Tal fase conclusiva desse trabalho interior que conduz para além da psique a um estado transcendente de riqueza e plenitude indescritíveis, permanece apenas uma possibilidade inexplorada para a maioria de nós.  Não se espera que ninguém acredite apenas ao ouvir ou ler a respeito.  No entanto, é lá na profundidade de ser a ser experimentado por todos que o procure humildemente e perseverantemente e esteja disposto a treinar sua mente impecavelmente.  Aos pioneiros e trabalhadores da paz que buscam a redenção para a humanidade e para a nossa terra ferida, aguarda uma grande promessa.
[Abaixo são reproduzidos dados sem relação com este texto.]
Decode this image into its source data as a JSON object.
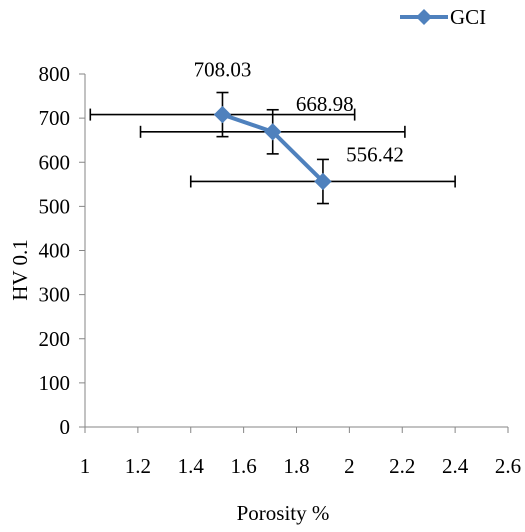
{
  "chart_data": {
    "type": "scatter",
    "title": "",
    "xlabel": "Porosity %",
    "ylabel": "HV 0.1",
    "xlim": [
      1,
      2.6
    ],
    "ylim": [
      0,
      800
    ],
    "xticks": [
      1,
      1.2,
      1.4,
      1.6,
      1.8,
      2,
      2.2,
      2.4,
      2.6
    ],
    "yticks": [
      0,
      100,
      200,
      300,
      400,
      500,
      600,
      700,
      800
    ],
    "xtick_labels": [
      "1",
      "1.2",
      "1.4",
      "1.6",
      "1.8",
      "2",
      "2.2",
      "2.4",
      "2.6"
    ],
    "ytick_labels": [
      "0",
      "100",
      "200",
      "300",
      "400",
      "500",
      "600",
      "700",
      "800"
    ],
    "grid": false,
    "legend": {
      "position": "top-right",
      "entries": [
        "GCI"
      ]
    },
    "series": [
      {
        "name": "GCI",
        "color": "#4F81BD",
        "marker": "diamond",
        "x": [
          1.52,
          1.71,
          1.9
        ],
        "y": [
          708.03,
          668.98,
          556.42
        ],
        "data_labels": [
          "708.03",
          "668.98",
          "556.42"
        ],
        "y_error": [
          50,
          50,
          50
        ],
        "x_error": [
          0.5,
          0.5,
          0.5
        ]
      }
    ]
  }
}
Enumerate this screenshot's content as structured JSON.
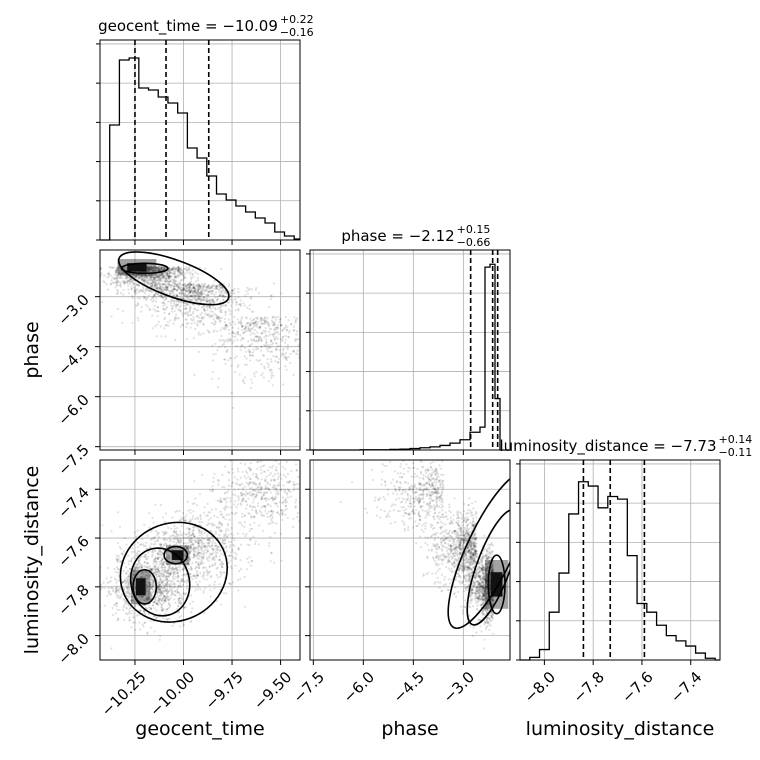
{
  "chart_data": {
    "type": "corner",
    "parameters": [
      "geocent_time",
      "phase",
      "luminosity_distance"
    ],
    "grid": true,
    "titles": [
      {
        "name": "geocent_time",
        "median": "−10.09",
        "plus": "+0.22",
        "minus": "−0.16"
      },
      {
        "name": "phase",
        "median": "−2.12",
        "plus": "+0.15",
        "minus": "−0.66"
      },
      {
        "name": "luminosity_distance",
        "median": "−7.73",
        "plus": "+0.14",
        "minus": "−0.11"
      }
    ],
    "title_eq": " = ",
    "xlabels": [
      "geocent_time",
      "phase",
      "luminosity_distance"
    ],
    "ylabels": [
      "",
      "phase",
      "luminosity_distance"
    ],
    "axes": {
      "geocent_time": {
        "range": [
          -10.43,
          -9.4
        ],
        "ticks": [
          -10.25,
          -10.0,
          -9.75,
          -9.5
        ],
        "ticklabels": [
          "−10.25",
          "−10.00",
          "−9.75",
          "−9.50"
        ]
      },
      "phase": {
        "range": [
          -7.6,
          -1.6
        ],
        "ticks": [
          -7.5,
          -6.0,
          -4.5,
          -3.0
        ],
        "ticklabels": [
          "−7.5",
          "−6.0",
          "−4.5",
          "−3.0"
        ]
      },
      "luminosity_distance": {
        "range": [
          -8.1,
          -7.28
        ],
        "ticks": [
          -8.0,
          -7.8,
          -7.6,
          -7.4
        ],
        "ticklabels": [
          "−8.0",
          "−7.8",
          "−7.6",
          "−7.4"
        ]
      }
    },
    "histograms": [
      {
        "parameter": "geocent_time",
        "bin_edges": [
          -10.43,
          -10.38,
          -10.33,
          -10.28,
          -10.23,
          -10.18,
          -10.13,
          -10.08,
          -10.03,
          -9.98,
          -9.93,
          -9.88,
          -9.83,
          -9.78,
          -9.73,
          -9.68,
          -9.63,
          -9.58,
          -9.53,
          -9.48,
          -9.43,
          -9.4
        ],
        "counts": [
          0,
          115,
          180,
          182,
          152,
          150,
          143,
          137,
          127,
          92,
          82,
          64,
          46,
          40,
          34,
          28,
          22,
          17,
          8,
          4,
          1
        ],
        "ymax": 200,
        "quantiles": [
          -10.25,
          -10.09,
          -9.87
        ]
      },
      {
        "parameter": "phase",
        "bin_edges": [
          -7.6,
          -7.3,
          -7.0,
          -6.7,
          -6.4,
          -6.1,
          -5.8,
          -5.5,
          -5.2,
          -4.9,
          -4.6,
          -4.3,
          -4.0,
          -3.7,
          -3.4,
          -3.1,
          -2.8,
          -2.5,
          -2.35,
          -2.2,
          -2.05,
          -1.9,
          -1.75,
          -1.6
        ],
        "counts": [
          0,
          0,
          0,
          0,
          0,
          1,
          1,
          1,
          2,
          3,
          5,
          8,
          11,
          16,
          24,
          36,
          62,
          80,
          640,
          650,
          180,
          0,
          0
        ],
        "ymax": 700,
        "quantiles": [
          -2.78,
          -2.12,
          -1.97
        ]
      },
      {
        "parameter": "luminosity_distance",
        "bin_edges": [
          -8.1,
          -8.06,
          -8.02,
          -7.98,
          -7.94,
          -7.9,
          -7.86,
          -7.82,
          -7.78,
          -7.74,
          -7.7,
          -7.66,
          -7.62,
          -7.58,
          -7.54,
          -7.5,
          -7.46,
          -7.42,
          -7.38,
          -7.34,
          -7.3,
          -7.28
        ],
        "counts": [
          0,
          3,
          12,
          55,
          100,
          168,
          205,
          200,
          175,
          188,
          185,
          120,
          65,
          55,
          40,
          28,
          22,
          16,
          8,
          2,
          0
        ],
        "ymax": 230,
        "quantiles": [
          -7.84,
          -7.73,
          -7.59
        ]
      }
    ]
  }
}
Nossos problemas podem ser enfrentados e tratados com sucesso através do conhecimento pessoal desta paz imperturbável, Paul Brunton nos assegura.  É a nossa verdadeira natureza, despojada dos desejos e pensamentos complexos e conflitantes do ego.  Nele todo traço do eu pessoal desaparece, o erro não pode ser conhecido, a miséria não pode ser sentida.  Sua descoberta proporciona uma felicidade sem manchas de defeitos ou deficiências, um Bem Supremo que não é uma fonte a mais de dor ou tristeza, mas uma fonte infinita de satisfação e paz.
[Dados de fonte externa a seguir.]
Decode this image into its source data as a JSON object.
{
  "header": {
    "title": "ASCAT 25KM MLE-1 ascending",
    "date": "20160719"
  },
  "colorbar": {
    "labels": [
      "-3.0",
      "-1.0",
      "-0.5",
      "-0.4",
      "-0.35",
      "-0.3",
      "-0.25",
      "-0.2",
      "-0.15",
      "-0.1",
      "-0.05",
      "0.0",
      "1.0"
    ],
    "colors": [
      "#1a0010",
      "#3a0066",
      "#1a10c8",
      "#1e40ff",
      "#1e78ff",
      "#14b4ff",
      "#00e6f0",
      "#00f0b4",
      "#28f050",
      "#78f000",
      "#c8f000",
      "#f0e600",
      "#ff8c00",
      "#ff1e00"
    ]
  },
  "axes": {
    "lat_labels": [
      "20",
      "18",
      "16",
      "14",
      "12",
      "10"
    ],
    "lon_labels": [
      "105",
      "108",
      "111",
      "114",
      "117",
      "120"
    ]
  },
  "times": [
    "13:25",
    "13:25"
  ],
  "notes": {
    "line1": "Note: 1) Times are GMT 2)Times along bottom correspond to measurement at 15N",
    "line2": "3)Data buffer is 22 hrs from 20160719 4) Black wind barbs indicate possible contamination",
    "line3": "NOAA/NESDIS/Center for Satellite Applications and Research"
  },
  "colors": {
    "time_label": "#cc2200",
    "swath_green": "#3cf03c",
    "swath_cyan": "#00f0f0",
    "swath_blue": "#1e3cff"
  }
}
Sobre o autor: Anna Bornstein  é  autora de vários livros suecos, incluindo o Dalai Lama ochden buddhistiska Vagen  e  Hadji den vise.  Ela fundou e editou a revista mandala e escreve regularmente para dois dos principais jornais de Estocolmo.  A Sra. Bornstein traduziu vários livros de Paul Brunton para o sueco e lidera seminários sobre sua filosofia e trabalho em toda a Suécia.